In September 2020, women left the workforce at four times the rate as men.
“Women hold about 93% of all childcare worker roles in Ramsey County as of 2020, and a disproportionately high percentage of that workforce is Black, African American, or Hispanic,” according to Olson. “Low wages and soaring job instability in this sector due to the pandemic threaten the business models of childcare providers of all kinds.”
Plus, two-third of those employed in high contact positions with greater risk of COVID-19 exposure such as healthcare, service and education are women.
Transitioning to remote work was difficult for those in the Midway, Como and Frogtown areas in part because of the lower rates of households with computers and broadband subscriptions in these neighborhoods than elsewhere in the metro area. But also the sorts of jobs meant that while 51% of overall jobs in the county could be done remotely, in the Monitor coverage area only 14% could be remote.

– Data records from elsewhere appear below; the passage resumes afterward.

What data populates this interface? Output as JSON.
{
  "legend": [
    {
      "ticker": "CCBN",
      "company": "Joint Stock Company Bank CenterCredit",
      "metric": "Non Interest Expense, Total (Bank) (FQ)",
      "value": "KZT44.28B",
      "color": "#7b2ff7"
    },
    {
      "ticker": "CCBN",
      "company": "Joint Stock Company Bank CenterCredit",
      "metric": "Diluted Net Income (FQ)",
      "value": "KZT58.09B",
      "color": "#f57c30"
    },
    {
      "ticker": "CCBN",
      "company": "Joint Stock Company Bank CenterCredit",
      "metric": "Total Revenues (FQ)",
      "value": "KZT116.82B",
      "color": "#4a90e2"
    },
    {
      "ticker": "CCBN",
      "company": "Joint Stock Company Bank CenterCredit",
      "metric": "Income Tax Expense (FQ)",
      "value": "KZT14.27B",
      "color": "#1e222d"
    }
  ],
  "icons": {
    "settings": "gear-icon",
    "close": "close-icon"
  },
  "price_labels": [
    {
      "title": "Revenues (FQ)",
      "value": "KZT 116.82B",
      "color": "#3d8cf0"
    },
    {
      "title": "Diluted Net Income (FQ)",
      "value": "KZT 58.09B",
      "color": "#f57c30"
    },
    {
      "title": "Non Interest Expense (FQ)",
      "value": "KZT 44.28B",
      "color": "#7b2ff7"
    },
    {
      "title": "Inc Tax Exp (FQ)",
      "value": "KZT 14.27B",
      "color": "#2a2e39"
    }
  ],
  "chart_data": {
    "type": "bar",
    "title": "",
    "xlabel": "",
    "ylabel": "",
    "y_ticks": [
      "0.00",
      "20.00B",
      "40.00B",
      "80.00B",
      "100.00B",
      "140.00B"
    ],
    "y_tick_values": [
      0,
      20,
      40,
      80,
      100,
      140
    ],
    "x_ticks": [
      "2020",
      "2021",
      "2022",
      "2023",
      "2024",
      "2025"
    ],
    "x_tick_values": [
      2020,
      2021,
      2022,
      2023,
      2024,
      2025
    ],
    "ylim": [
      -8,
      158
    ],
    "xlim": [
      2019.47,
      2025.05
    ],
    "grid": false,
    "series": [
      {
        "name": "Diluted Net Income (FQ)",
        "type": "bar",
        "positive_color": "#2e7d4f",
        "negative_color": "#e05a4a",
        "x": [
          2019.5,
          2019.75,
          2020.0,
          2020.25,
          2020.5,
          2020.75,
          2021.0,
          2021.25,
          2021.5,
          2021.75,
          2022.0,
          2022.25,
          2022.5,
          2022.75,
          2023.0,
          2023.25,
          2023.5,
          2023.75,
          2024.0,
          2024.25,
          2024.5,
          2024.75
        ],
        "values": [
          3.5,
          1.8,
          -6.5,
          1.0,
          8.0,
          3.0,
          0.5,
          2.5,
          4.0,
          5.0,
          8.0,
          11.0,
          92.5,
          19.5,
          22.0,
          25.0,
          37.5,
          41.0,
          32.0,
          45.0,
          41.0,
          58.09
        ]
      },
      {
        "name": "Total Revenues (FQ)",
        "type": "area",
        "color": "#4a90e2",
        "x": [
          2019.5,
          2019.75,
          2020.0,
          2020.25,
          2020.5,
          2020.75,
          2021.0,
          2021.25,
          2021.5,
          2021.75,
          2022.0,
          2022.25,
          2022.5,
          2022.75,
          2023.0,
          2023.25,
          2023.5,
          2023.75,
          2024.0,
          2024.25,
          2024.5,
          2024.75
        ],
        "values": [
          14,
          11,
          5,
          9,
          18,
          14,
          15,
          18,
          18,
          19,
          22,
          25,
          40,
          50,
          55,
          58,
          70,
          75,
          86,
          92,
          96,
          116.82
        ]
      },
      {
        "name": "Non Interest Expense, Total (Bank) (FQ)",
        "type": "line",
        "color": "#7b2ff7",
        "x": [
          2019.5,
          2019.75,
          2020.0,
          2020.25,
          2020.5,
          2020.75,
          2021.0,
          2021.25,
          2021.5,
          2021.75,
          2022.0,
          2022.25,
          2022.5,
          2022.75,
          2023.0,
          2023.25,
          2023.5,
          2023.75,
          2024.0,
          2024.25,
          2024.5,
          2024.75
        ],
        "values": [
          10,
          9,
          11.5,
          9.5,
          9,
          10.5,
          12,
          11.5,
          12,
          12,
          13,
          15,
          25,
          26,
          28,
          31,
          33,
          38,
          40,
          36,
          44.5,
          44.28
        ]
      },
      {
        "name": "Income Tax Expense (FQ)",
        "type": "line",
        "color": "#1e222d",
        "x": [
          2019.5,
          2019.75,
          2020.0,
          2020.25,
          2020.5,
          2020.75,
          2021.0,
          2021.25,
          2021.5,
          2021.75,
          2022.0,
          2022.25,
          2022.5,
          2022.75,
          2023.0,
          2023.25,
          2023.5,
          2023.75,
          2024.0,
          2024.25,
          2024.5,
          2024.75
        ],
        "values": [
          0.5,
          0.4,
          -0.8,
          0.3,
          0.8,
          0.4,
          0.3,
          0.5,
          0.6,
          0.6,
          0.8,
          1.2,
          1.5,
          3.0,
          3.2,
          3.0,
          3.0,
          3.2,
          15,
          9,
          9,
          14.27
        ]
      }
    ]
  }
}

Jobs that need workers, those that don’t
DEED is anticipating a talent shortage where the skills of those seeking work don’t match the jobs available. Ramsey County is working on partnerships between government, community-based organizations and post-secondary institutions to drive re-skilling.
Those fields with a talent surplus and dangerously high unemployment include: cooks, waitresses, bartenders, hostesses, childcare workers, construction laborers, construction equipment operators, painters, cement masons, brickmasons, roofers and insulation workers.
The fields that need more workers than are expected to be available in Ramsey County include: information, utilities, agriculture, finance, pharmaceuticals, and public administration.
Top occupations likely to see shortages in Midway, Frogtown, Como, Downtown, and Rondo neighborhoods are: registered nurses, licensed practical nurses, general and operations managers, management analysts, financial managers, and mental health counselors.
Emerging fields with higher new demand in the Monitor coverage area include: physicians, software developers, HR specialists, software testers, bookkeeping clerks, medical secretaries, and security guards.
“2020 has brought a tremendous amount of uncertainty to our community. However, we also see this as an opportunity and feel an urgent need to address the ongoing workforce disparities in our community. “Returning to the status quo is not acceptable,” said Becker.
She is excited by the county board’s endorsement of the nation’s first Economic Competitiveness and Inclusion Vision Plan. “This framework will guide our efforts over the years ahead as we build an economy where all are valued and thrive,” said Becker.